Bij Kabinetsmissive van 9 april 2014, no. 2014000701, heeft Uwe Majesteit, op voordracht van de Staatssecretaris van Sociale Zaken en Werkgelegenheid, bij de Afdeling advisering van de Raad van State ter overweging aanhangig gemaakt het voorstel van wet tot wijziging van de Wet werk en bijstand teneinde de eis tot beheersing van de Nederlandse taal toe te voegen aan die wet (Wet taaleis WWB), met memorie van toelichting.
Het voorstel introduceert de plicht voor colleges van burgemeester en wethouders (hierna: colleges) om de bijstand te verlagen indien de bijstandsgerechtigde de Nederlandse taal niet beheerst op een niveau dat noodzakelijk is voor arbeidsinschakeling. Het voorstel bepaalt voorts op welke wijze de bijstand dient te worden verlaagd wanneer de bijstandsgerechtigde niet aan dat taalniveau voldoet en wanneer hij niet voldoet aan de voortgang bij het verwerven van de vaardigheden in de Nederlandse taal die van hem mag worden verwacht.
De Afdeling advisering van de Raad van State onderschrijft de strekking van het wetsvoorstel, maar maakt daarbij de volgende kanttekeningen.
Blijkens de mededeling van de Directeur van Uw Kabinet van 9 april 2014, nr. 2014–0000049332, machtigde Uwe Majesteit de Afdeling advisering van de Raad van State haar advies inzake het bovenvermelde voorstel van wet rechtstreeks aan mij te doen toekomen.
Dit advies, gedateerd 15 mei 2014, nr. W12.14.0090/III, bied ik U hierbij aan.
De Afdeling advisering van de Raad van State onderschrijft de strekking van het wetsvoorstel. Het voorstel geeft de Afdeling aanleiding tot het maken van kanttekeningen bij het wetsvoorstel over de hardheidsclausule, inspanningsverplichting en het participatiebudget.
Thans kunnen colleges reeds in het kader van de arbeidsinschakeling de verplichting opleggen dat de bijstandsgerechtigde de Nederlandse taal voldoende beheerst.2 Voldoet de bijstandsgerechtigde hier niet aan dan wordt zijn bijstand verlaagd overeenkomstig door de gemeente bij verordening gestelde regels.3 Deze beleidsvrijheid van gemeenten om zelf regels te stellen over de verlaging van de bijstand wordt door het voorstel ingeperkt. Langs de weg van de hardheidsclausule kunnen de colleges in bijzondere gevallen van de voorgestelde regels afwijken.
De Afdeling begrijpt dat met het oog op het recht van de Europese Unie (evenredigheid)4 voor een eenduidige regeling op nationaal niveau is gekozen.
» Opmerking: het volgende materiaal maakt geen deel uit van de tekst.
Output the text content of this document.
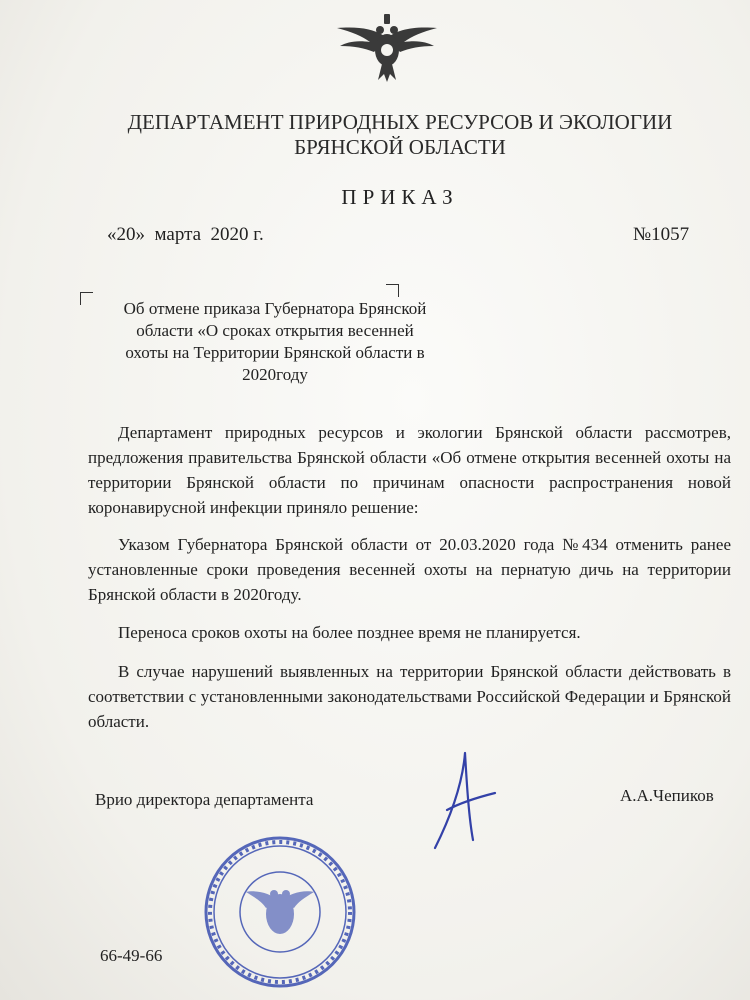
ДЕПАРТАМЕНТ ПРИРОДНЫХ РЕСУРСОВ И ЭКОЛОГИИ
БРЯНСКОЙ ОБЛАСТИ
ПРИКАЗ
«20»  марта  2020 г.	№1057
Об отмене приказа Губернатора Брянской
области «О сроках открытия весенней
охоты на Территории Брянской области в
2020году

Департамент природных ресурсов и экологии Брянской области рассмотрев, предложения правительства Брянской области «Об отмене открытия весенней охоты на территории Брянской области по причинам опасности распространения новой коронавирусной инфекции приняло решение:

Указом Губернатора Брянской области от 20.03.2020 года №434 отменить ранее установленные сроки проведения весенней охоты на пернатую дичь на территории Брянской области в 2020году.

Переноса сроков охоты на более позднее время не планируется.

В случае нарушений выявленных на территории Брянской области действовать в соответствии с установленными законодательствами Российской Федерации и Брянской области.

Врио директора департамента	А.А.Чепиков
66-49-66
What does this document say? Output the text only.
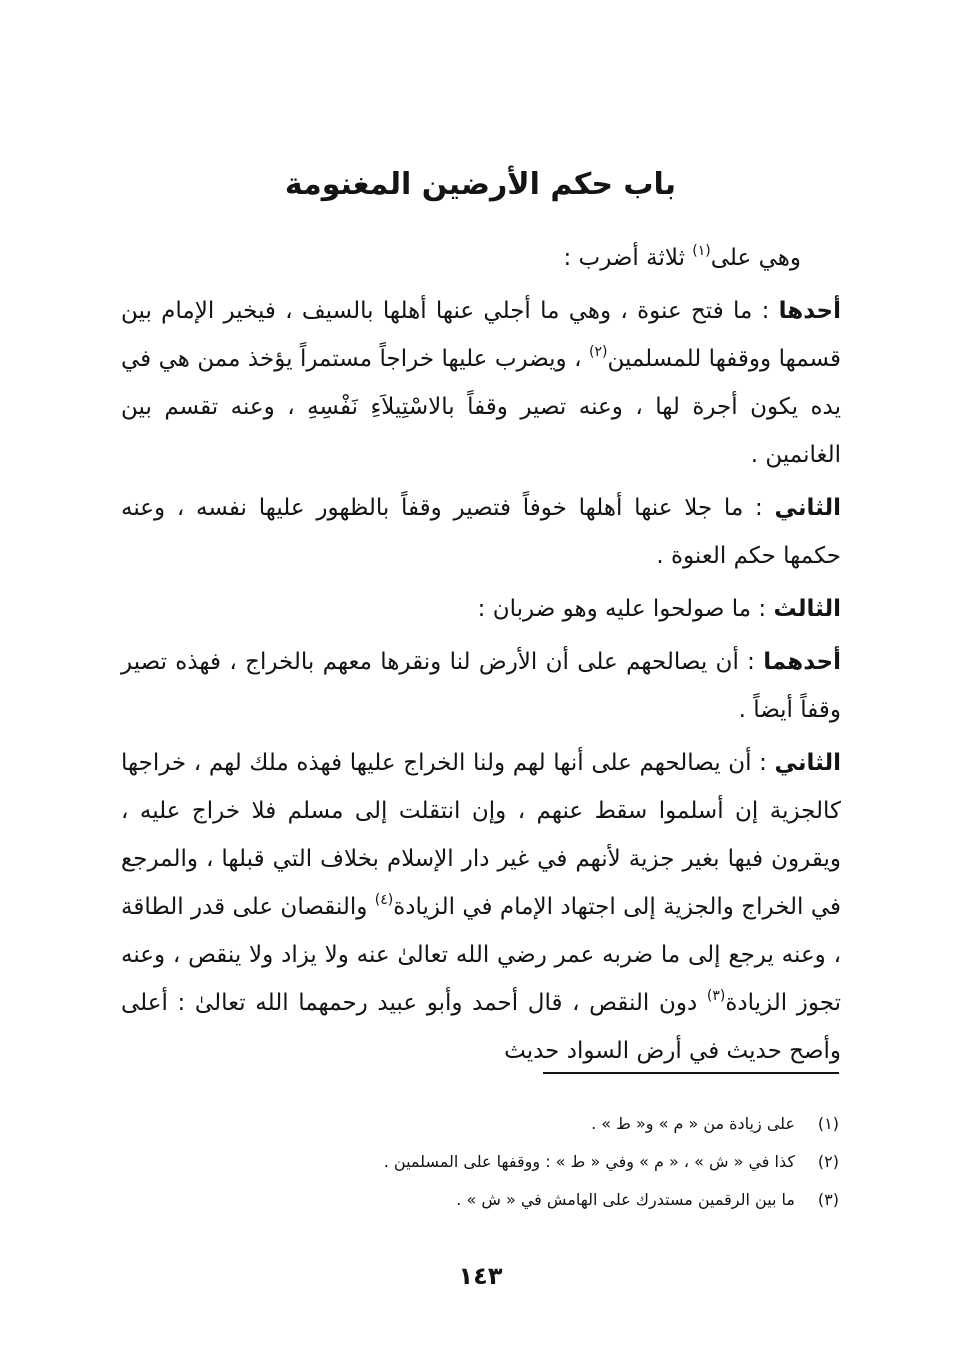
باب حكم الأرضين المغنومة

وهي على$^{(١)}$ ثلاثة أضرب :

أحدها : ما فتح عنوة ، وهي ما أجلي عنها أهلها بالسيف ، فيخير الإمام بين قسمها ووقفها للمسلمين$^{(٢)}$ ، ويضرب عليها خراجاً مستمراً يؤخذ ممن هي في يده يكون أجرة لها ، وعنه تصير وقفاً بالاسْتِيلاَءِ نَفْسِهِ ، وعنه تقسم بين الغانمين .

الثاني : ما جلا عنها أهلها خوفاً فتصير وقفاً بالظهور عليها نفسه ، وعنه حكمها حكم العنوة .

الثالث : ما صولحوا عليه وهو ضربان :

أحدهما : أن يصالحهم على أن الأرض لنا ونقرها معهم بالخراج ، فهذه تصير وقفاً أيضاً .

الثاني : أن يصالحهم على أنها لهم ولنا الخراج عليها فهذه ملك لهم ، خراجها كالجزية إن أسلموا سقط عنهم ، وإن انتقلت إلى مسلم فلا خراج عليه ، ويقرون فيها بغير جزية لأنهم في غير دار الإسلام بخلاف التي قبلها ، والمرجع في الخراج والجزية إلى اجتهاد الإمام في الزيادة$^{(٤)}$ والنقصان على قدر الطاقة ، وعنه يرجع إلى ما ضربه عمر رضي الله تعالىٰ عنه ولا يزاد ولا ينقص ، وعنه تجوز الزيادة$^{(٣)}$ دون النقص ، قال أحمد وأبو عبيد رحمهما الله تعالىٰ : أعلى وأصح حديث في أرض السواد حديث

(١)على زيادة من « م » و« ط » .
(٢)كذا في « ش » ، « م » وفي « ط » : ووقفها على المسلمين .
(٣)ما بين الرقمين مستدرك على الهامش في « ش » .
١٤٣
Zij meent dat, mede gelet op het recht van de Europese Unie en de beleidsvrijheid van colleges, in de toelichting nader aandacht nodig is voor de betekenis en reikwijdte van de hardheidsclausule.5 Zij adviseert daartoe.
De Afdeling adviseert in de toelichting aandacht te besteden aan de betekenis en reikwijdte van de zogenoemde hardheidsclausule.
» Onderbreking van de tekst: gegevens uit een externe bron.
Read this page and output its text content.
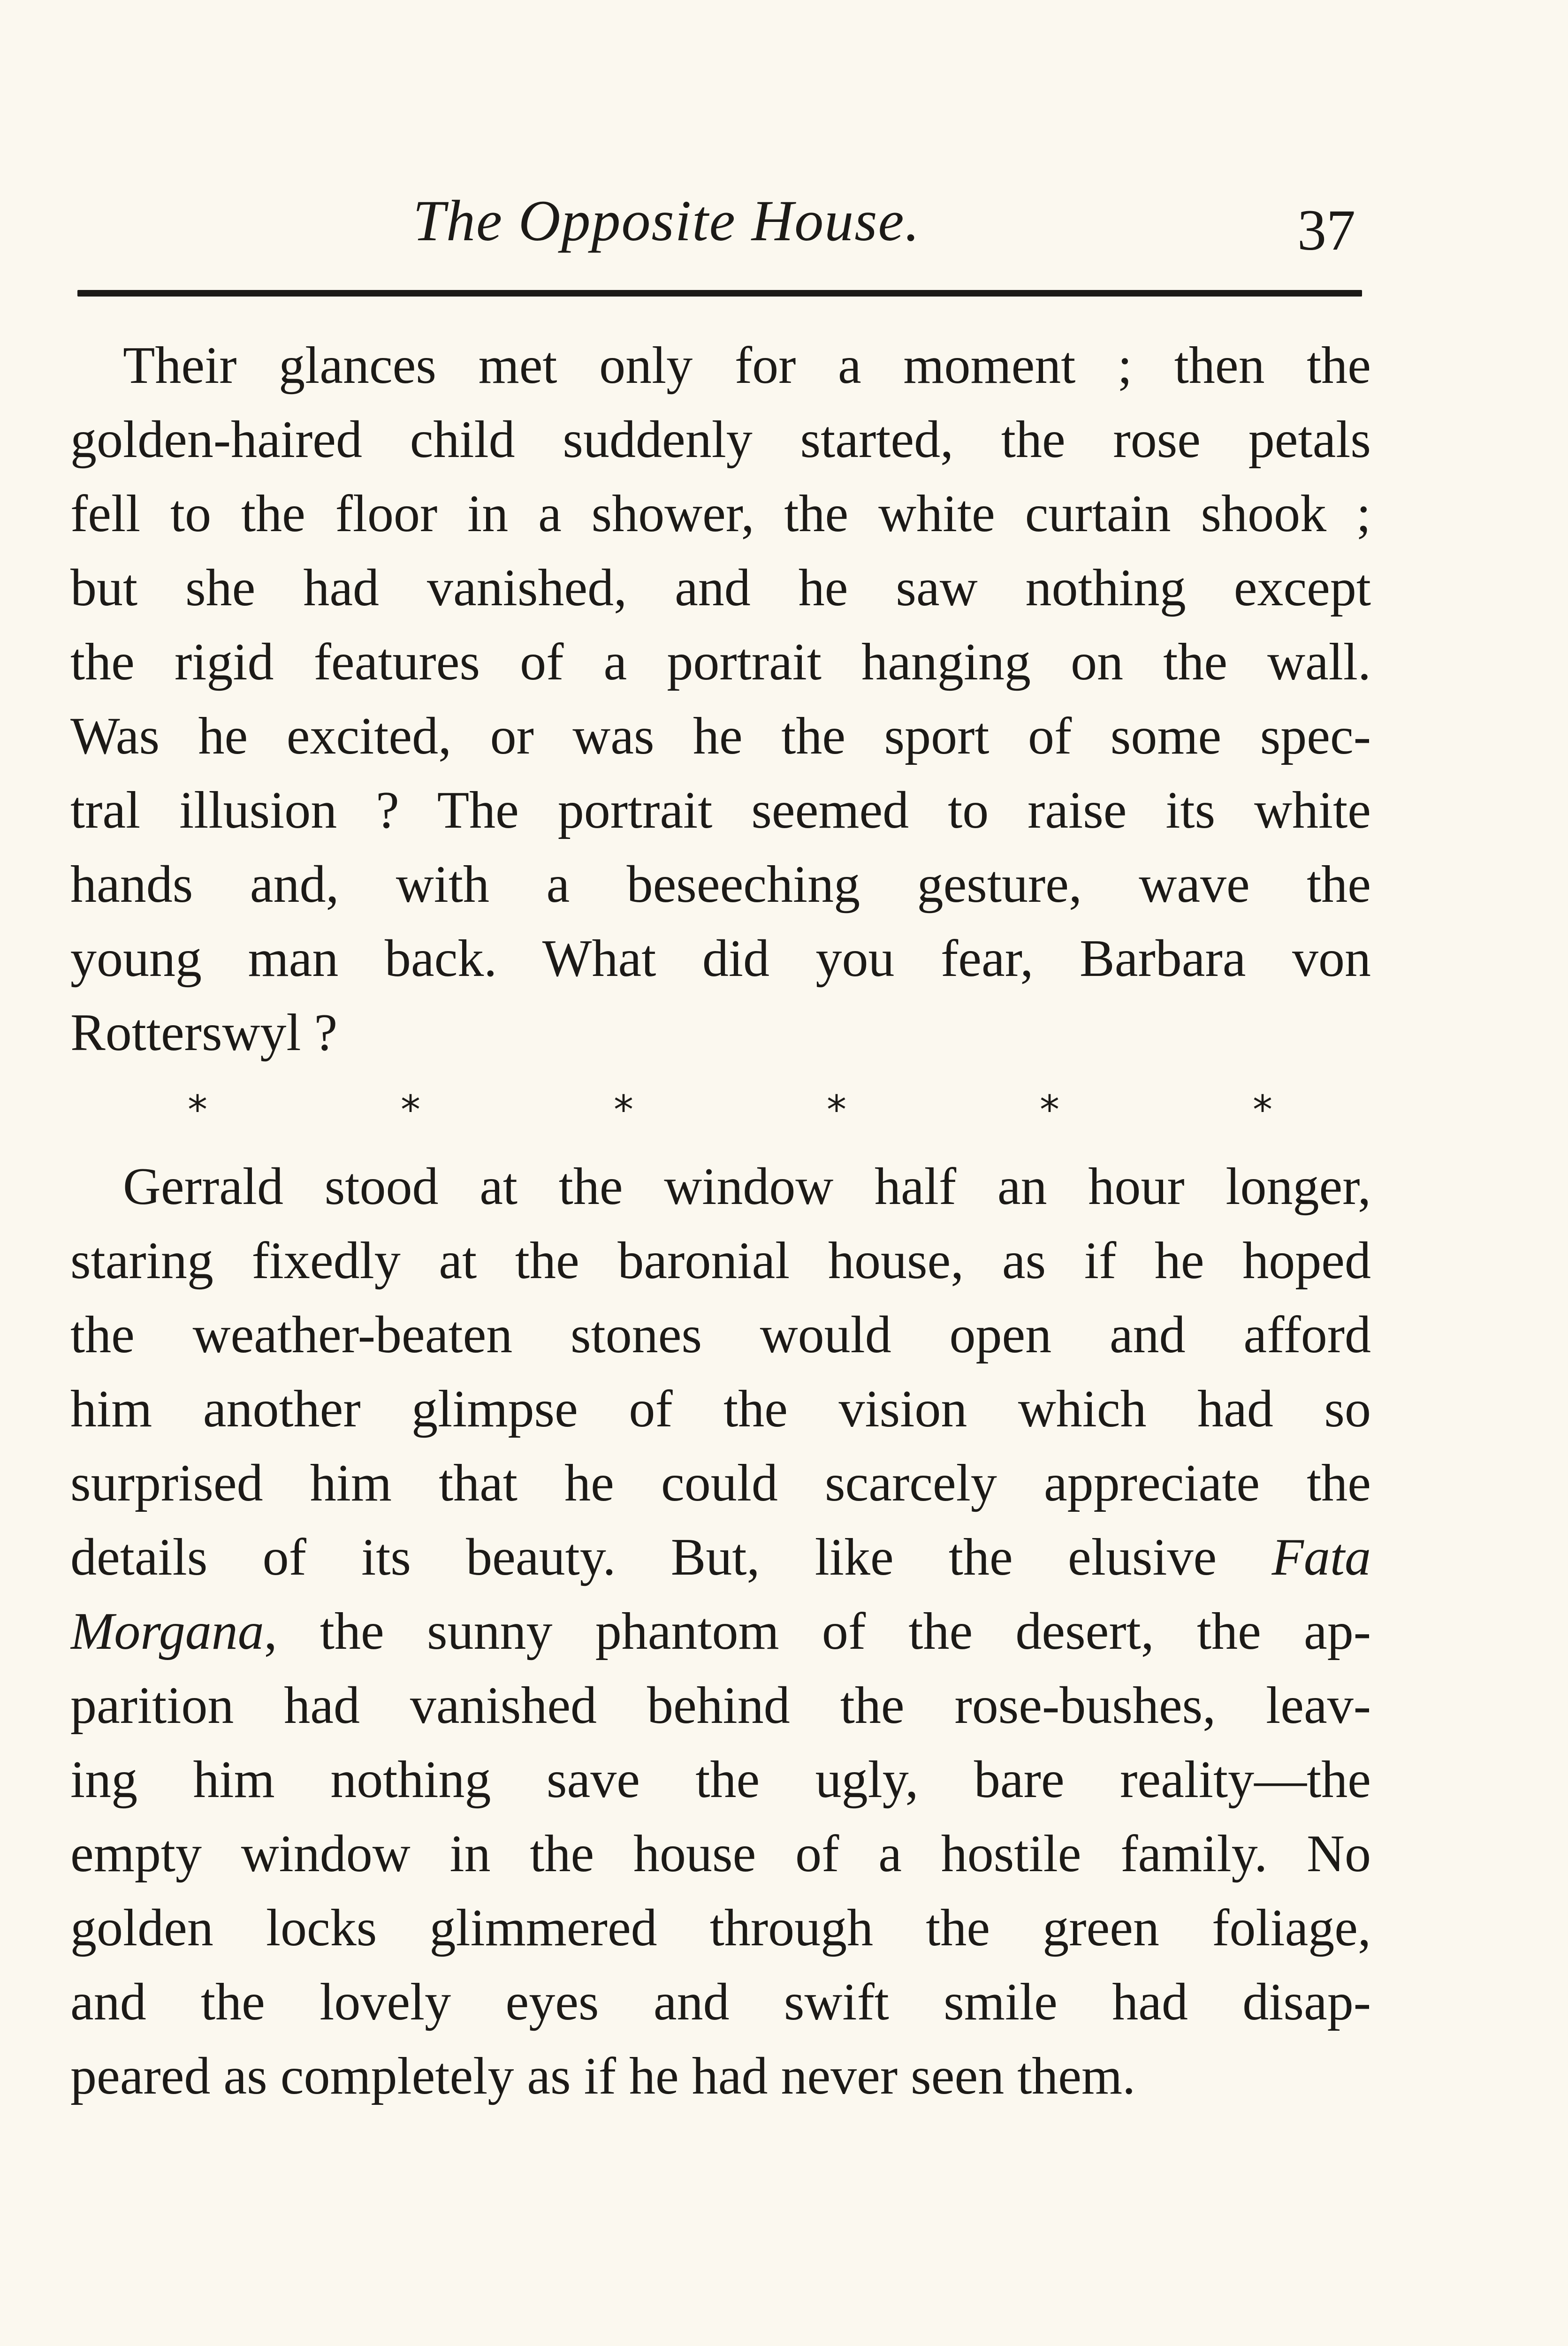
The Opposite House.	37
Their glances met only for a moment ; then the
golden-haired child suddenly started, the rose petals
fell to the floor in a shower, the white curtain shook ;
but she had vanished, and he saw nothing except
the rigid features of a portrait hanging on the wall.
Was he excited, or was he the sport of some spec-
tral illusion ? The portrait seemed to raise its white
hands and, with a beseeching gesture, wave the
young man back. What did you fear, Barbara von
Rotterswyl ?
*	*	*	*	*	*
Gerrald stood at the window half an hour longer,
staring fixedly at the baronial house, as if he hoped
the weather-beaten stones would open and afford
him another glimpse of the vision which had so
surprised him that he could scarcely appreciate the
details of its beauty. But, like the elusive Fata
Morgana, the sunny phantom of the desert, the ap-
parition had vanished behind the rose-bushes, leav-
ing him nothing save the ugly, bare reality—the
empty window in the house of a hostile family. No
golden locks glimmered through the green foliage,
and the lovely eyes and swift smile had disap-
peared as completely as if he had never seen them.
Met het voorliggende wetsvoorstel worden de voorwaarden in het kader van de bijstand uitgebreid met een taaleis, teneinde de kansen voor participatie op de arbeidsmarkt te vergroten.
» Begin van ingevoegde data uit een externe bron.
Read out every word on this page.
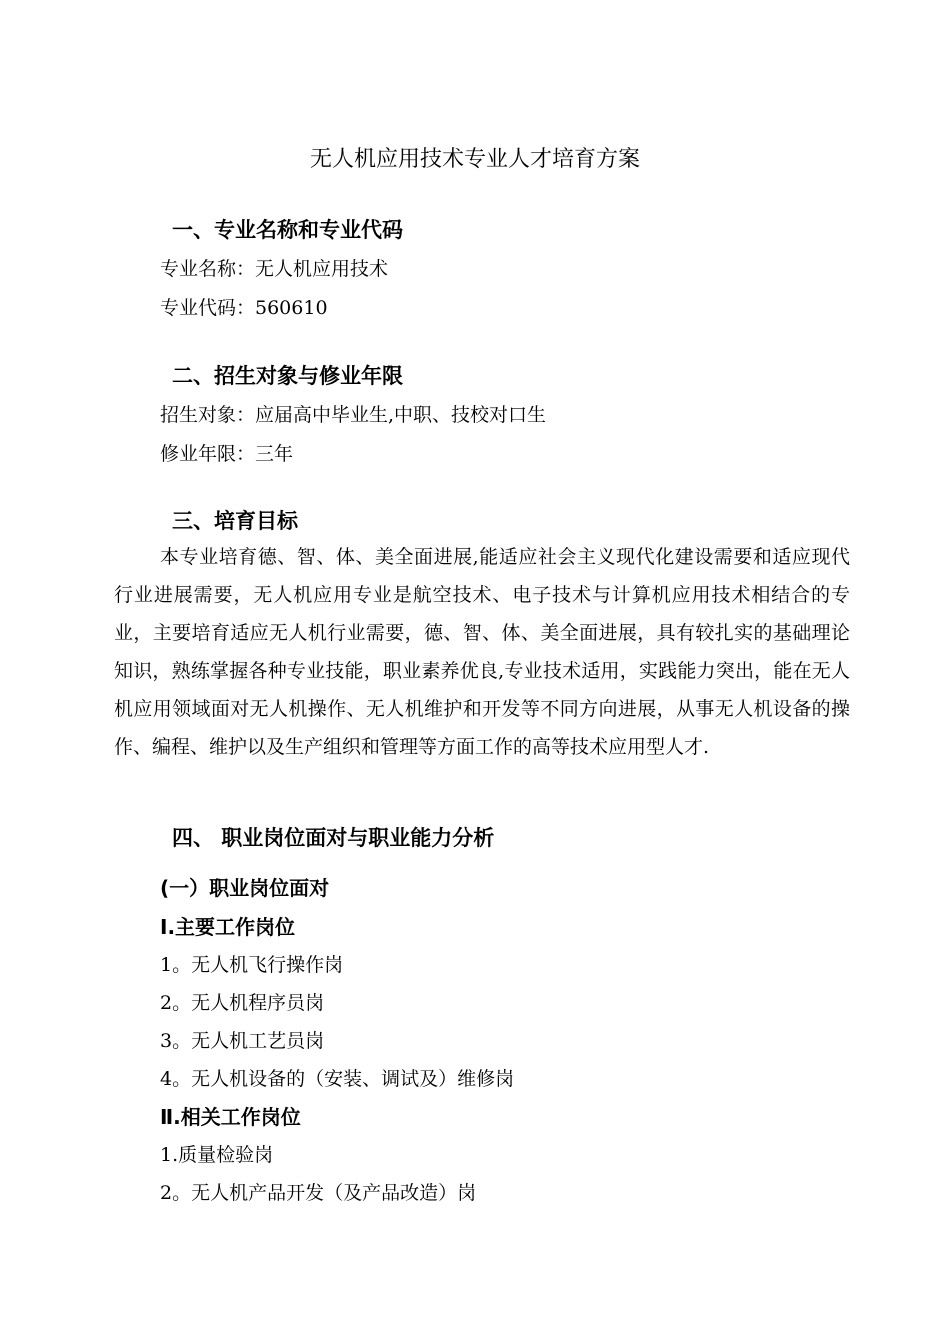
无人机应用技术专业人才培育方案
一、专业名称和专业代码
专业名称：无人机应用技术
专业代码：560610
二、招生对象与修业年限
招生对象：应届高中毕业生,中职、技校对口生
修业年限：三年
三、培育目标
本专业培育德、智、体、美全面进展,能适应社会主义现代化建设需要和适应现代行业进展需要，无人机应用专业是航空技术、电子技术与计算机应用技术相结合的专业，主要培育适应无人机行业需要，德、智、体、美全面进展，具有较扎实的基础理论知识，熟练掌握各种专业技能，职业素养优良,专业技术适用，实践能力突出，能在无人机应用领域面对无人机操作、无人机维护和开发等不同方向进展，从事无人机设备的操作、编程、维护以及生产组织和管理等方面工作的高等技术应用型人才.
四、 职业岗位面对与职业能力分析
(一）职业岗位面对
Ⅰ.主要工作岗位
1。无人机飞行操作岗
2。无人机程序员岗
3。无人机工艺员岗
4。无人机设备的（安装、调试及）维修岗
Ⅱ.相关工作岗位
1.质量检验岗
2。无人机产品开发（及产品改造）岗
De eenduidigheid waar de regering naar streeft vindt haar begrenzing in de menselijke maat en de beleidsruimte die gemeenten moeten hebben om maatwerk te kunnen leveren. In het voorstel wordt de ruimte geboden om de taal te gaan leren. Wanneer de aanvrager voldoende inspanningen levert om Nederlands op het referentieniveau 1F te beheersen zal, gedurende deze tijd, de bijstandsuitkering niet gekort worden. Hiermee wordt de aanvrager de kans gegeven om binnen een individueel bepaalde redelijke termijn de taal te gaan beheersen. Uiteindelijk dient de aanvrager wel het gewenste niveau te beheersen, anders zal de bijstand alsnog verlaagd worden, tenzij elke vorm van verwijtbaarheid ontbreekt of, gelet op alle omstandigheden, dringende redenen noodzaken daarvan af te zien.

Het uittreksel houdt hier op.